Scooters are popular for personal transport, partly due to being cheap to buy, easy to operate and convenient to park and store. Licensing requirements for scooters are easier and cheaper than for cars in most parts of the world, and insurance is usually cheaper.
DESCRIPTION:
A motor scooter is a motorcycle similar to a kick scooter with a seat, a floorboard, and small or low wheels. The United States Department of Transportation defines a scooter as a motorcycle that has a platform for the operator's feet or has integrated footrests, and has a step-through architecture.
The classic scooter design features a step-through frame and a flat floorboard for the rider's feet. This design is possible because most scooter engines and drive systems are attached to the rear axle or under the seat. Unlike a conventional motorcycle, in which the engine is mounted on the frame, most modern scooters allow the engine to swing with the rear wheel, while most vintage scooters and some newer retro models have an axle-mounted engine. Scooters generally use either a continuously variable transmission (CVT), or a manual transmission with the gearshift and clutch control built into the left handlebar.
Scooters usually feature bodywork, including a front leg shield and body that conceals all or most of the mechanicals. There is often some integral storage space, either under the seat, built into the front leg shield, or both. Scooters have varying engine displacements and configurations ranging from 50 cc single-cylinder to 850 cc twin-cylinder models.
Traditionally, scooter wheels are smaller than conventional motorcycle wheels and are made of pressed steel or cast aluminum alloy, bolt on easily, and often are interchangeable between front and rear. Some scooters carry a spare wheel. Many recent scooters use conventional front forks with the front axle fastened at both ends.
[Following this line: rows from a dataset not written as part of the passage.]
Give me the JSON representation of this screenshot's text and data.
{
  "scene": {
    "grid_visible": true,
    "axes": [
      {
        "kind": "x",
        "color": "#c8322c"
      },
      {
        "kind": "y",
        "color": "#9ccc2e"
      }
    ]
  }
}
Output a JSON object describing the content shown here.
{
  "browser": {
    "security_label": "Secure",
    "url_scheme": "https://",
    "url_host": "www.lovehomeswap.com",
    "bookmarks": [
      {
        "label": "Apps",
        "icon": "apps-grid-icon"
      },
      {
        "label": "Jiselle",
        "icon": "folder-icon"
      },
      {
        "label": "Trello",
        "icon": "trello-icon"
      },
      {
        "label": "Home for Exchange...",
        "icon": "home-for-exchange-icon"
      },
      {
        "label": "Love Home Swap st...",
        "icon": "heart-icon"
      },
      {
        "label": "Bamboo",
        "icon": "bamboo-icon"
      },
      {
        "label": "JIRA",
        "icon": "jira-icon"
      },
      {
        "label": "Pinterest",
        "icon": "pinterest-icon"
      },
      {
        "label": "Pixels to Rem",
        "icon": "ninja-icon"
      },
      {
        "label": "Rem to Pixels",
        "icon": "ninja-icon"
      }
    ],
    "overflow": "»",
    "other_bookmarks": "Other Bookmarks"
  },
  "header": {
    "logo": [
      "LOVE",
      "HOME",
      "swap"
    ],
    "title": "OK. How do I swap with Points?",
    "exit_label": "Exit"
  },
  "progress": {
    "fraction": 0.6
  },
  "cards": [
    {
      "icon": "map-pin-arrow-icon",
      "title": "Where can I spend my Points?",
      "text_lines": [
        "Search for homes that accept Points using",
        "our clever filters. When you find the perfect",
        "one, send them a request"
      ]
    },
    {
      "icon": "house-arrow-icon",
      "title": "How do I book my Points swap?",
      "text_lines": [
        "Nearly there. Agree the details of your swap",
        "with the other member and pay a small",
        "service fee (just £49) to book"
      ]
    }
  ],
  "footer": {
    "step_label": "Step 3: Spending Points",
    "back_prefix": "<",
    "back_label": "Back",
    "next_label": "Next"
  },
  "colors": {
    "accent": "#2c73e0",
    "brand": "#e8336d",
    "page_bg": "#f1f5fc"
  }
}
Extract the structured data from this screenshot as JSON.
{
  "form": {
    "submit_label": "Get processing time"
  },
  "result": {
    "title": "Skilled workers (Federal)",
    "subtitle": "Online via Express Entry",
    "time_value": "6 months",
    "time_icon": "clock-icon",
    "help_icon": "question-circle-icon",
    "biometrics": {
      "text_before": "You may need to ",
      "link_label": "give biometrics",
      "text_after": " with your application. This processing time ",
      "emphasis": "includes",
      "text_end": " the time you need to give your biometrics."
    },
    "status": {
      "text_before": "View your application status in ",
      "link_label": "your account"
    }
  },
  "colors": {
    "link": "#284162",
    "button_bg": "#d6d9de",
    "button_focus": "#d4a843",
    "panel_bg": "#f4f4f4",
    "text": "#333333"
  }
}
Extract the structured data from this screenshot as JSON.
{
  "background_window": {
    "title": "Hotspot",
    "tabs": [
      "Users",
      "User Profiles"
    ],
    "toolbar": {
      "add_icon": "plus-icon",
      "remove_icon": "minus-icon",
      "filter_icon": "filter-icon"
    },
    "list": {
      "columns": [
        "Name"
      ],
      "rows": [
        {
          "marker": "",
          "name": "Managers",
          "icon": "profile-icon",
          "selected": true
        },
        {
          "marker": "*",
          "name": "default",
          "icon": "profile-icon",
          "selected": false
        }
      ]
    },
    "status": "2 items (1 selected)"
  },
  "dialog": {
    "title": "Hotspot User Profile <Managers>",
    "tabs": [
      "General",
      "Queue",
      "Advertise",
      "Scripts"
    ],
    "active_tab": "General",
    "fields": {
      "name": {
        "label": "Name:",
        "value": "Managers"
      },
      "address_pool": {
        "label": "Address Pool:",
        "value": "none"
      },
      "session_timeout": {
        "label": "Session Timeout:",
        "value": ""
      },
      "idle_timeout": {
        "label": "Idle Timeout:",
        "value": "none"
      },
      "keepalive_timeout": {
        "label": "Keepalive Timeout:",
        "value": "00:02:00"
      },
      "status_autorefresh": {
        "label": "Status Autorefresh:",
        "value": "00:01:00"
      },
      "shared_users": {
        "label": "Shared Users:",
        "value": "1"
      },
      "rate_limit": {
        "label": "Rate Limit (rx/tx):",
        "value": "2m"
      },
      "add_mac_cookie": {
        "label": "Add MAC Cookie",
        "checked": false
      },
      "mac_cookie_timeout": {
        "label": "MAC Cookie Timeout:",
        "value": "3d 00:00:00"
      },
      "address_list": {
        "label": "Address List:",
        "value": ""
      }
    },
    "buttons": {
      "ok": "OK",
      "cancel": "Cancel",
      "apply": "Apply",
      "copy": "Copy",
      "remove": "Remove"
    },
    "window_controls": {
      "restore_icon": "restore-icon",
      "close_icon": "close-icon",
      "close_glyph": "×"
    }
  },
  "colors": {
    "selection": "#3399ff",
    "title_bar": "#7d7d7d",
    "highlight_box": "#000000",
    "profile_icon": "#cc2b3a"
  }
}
Regulatory Classification:
Most jurisdictions do not differentiate between scooters and motorcycles. For all legal purposes in the United States of America, the National Highway Traffic Safety Administration (NHTSA) recommends using the term motorcycle for all of these vehicles. However, while NHTSA excludes the term motor scooter from legal definition, it proceeds, in the same document, to give detailed instructions on how to import a small motor scooter.
Emissions:
The emissions of mopeds and scooters have been the subject of multiple studies. Studies have found that two-stroke 50 cc mopeds, with and without catalytic converters, emit ten to thirty times more hydrocarbons and particulate emissions than the outdated Euro 3 automobile standards. In the same study, four-stroke mopeds, with and without catalytic converters, emitted three to eight times the hydrocarbons and particulate emissions than the Euro 3 automobile standards.
Approximate parity with automobiles was achieved with NOx emissions in these studies. Emissions performance was tested on a g/km basis and was unaffected by fuel economy. Currently in the United States, the EPA allows motorcycles, scooters, and mopeds with engine displacements less than 280 cc to emit ten times the NOx and six times the CO than the median Tier II bin 5 automobile regulations. An additional air quality challenge can also arise from the use of moped and scooter transportation over automobiles, as a higher density of motorized vehicles can be supported by existing transportation infrastructure.